E’ morto Tino Contreras, figura mitologica della scena jazz

Il musicista messicano Tino Contreras, figura mitologica della scena jazz internazionale, è morto nella sua casa di Città del Messico, in seguito ad un arresto cardiaco, all’età di 97 anni. E’ considerato uno dei più grandi batteristi, percussionisti e band leader jazz di tutti i tempi.

Nato nel 1924 a Chihuahua, nel nord-ovest del Messico, Contreras ha iniziato a sbalordire in tenera età famiglia e mondo intero per il suo incredibile modo di suonare la batteria.

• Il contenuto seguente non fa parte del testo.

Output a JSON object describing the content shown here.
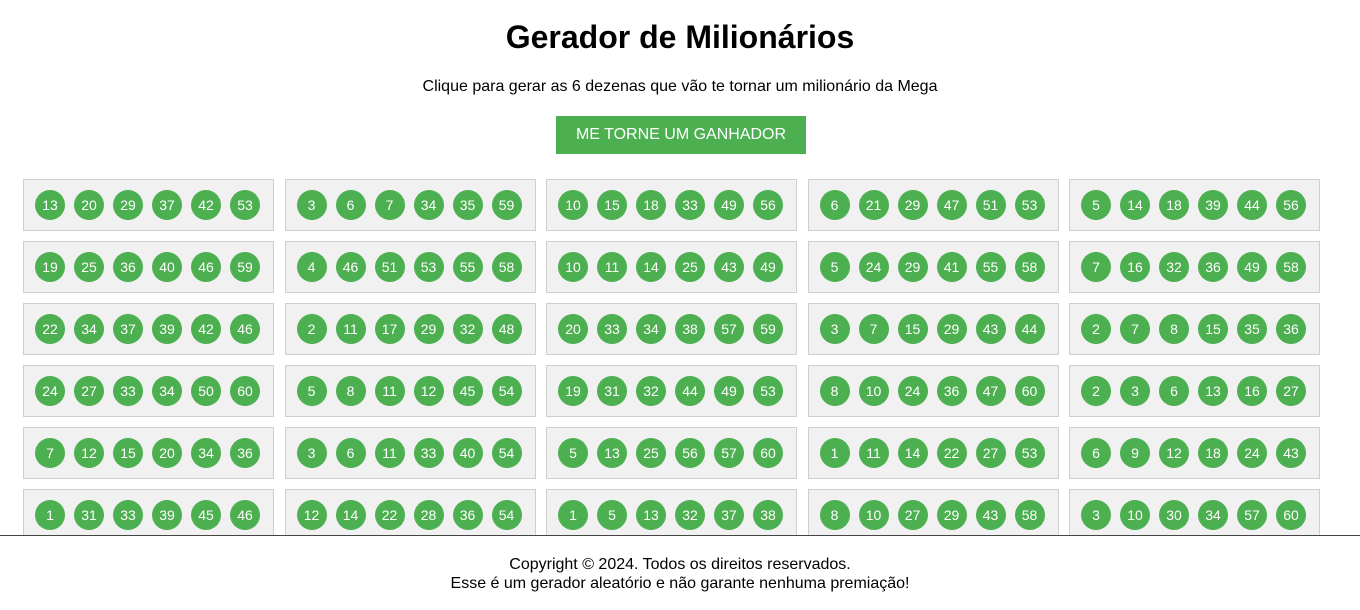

Tino è cresciuto in mezzo all’arte e alla musica: il padre guidava la nota Ok Jazz Band orchestra. In giovane età Tino si è spostato a Ciudad Juárez dove ha formato la sua orchestra e iniziato a condividere i palchi con artisti del calibro di Dave Brubeck, Art Blakey, Louis Armonstrong e molti altri. E’ stato uno dei prime mover del jazz messicano capace di comporre musica per orchestre, artisti pop messicani, colonne sonore per il cinema e le sue suite jazz, oltre ad uno dei batteristi e percussionisti più incisivi di tutto il ‘900, con uno stile unico e riconoscibile adatto ad essere riscoperto ed adorato anche dal pubblico europeo.

Tino Contreras è stato attivo fono all’ultimo. Aveva da poco pubblicato l’album “La Noche de los Dioses” composto da 7 suite di jazz contemporaneo, scritte e registrate a Città del Messico durante il lockdown del 2020.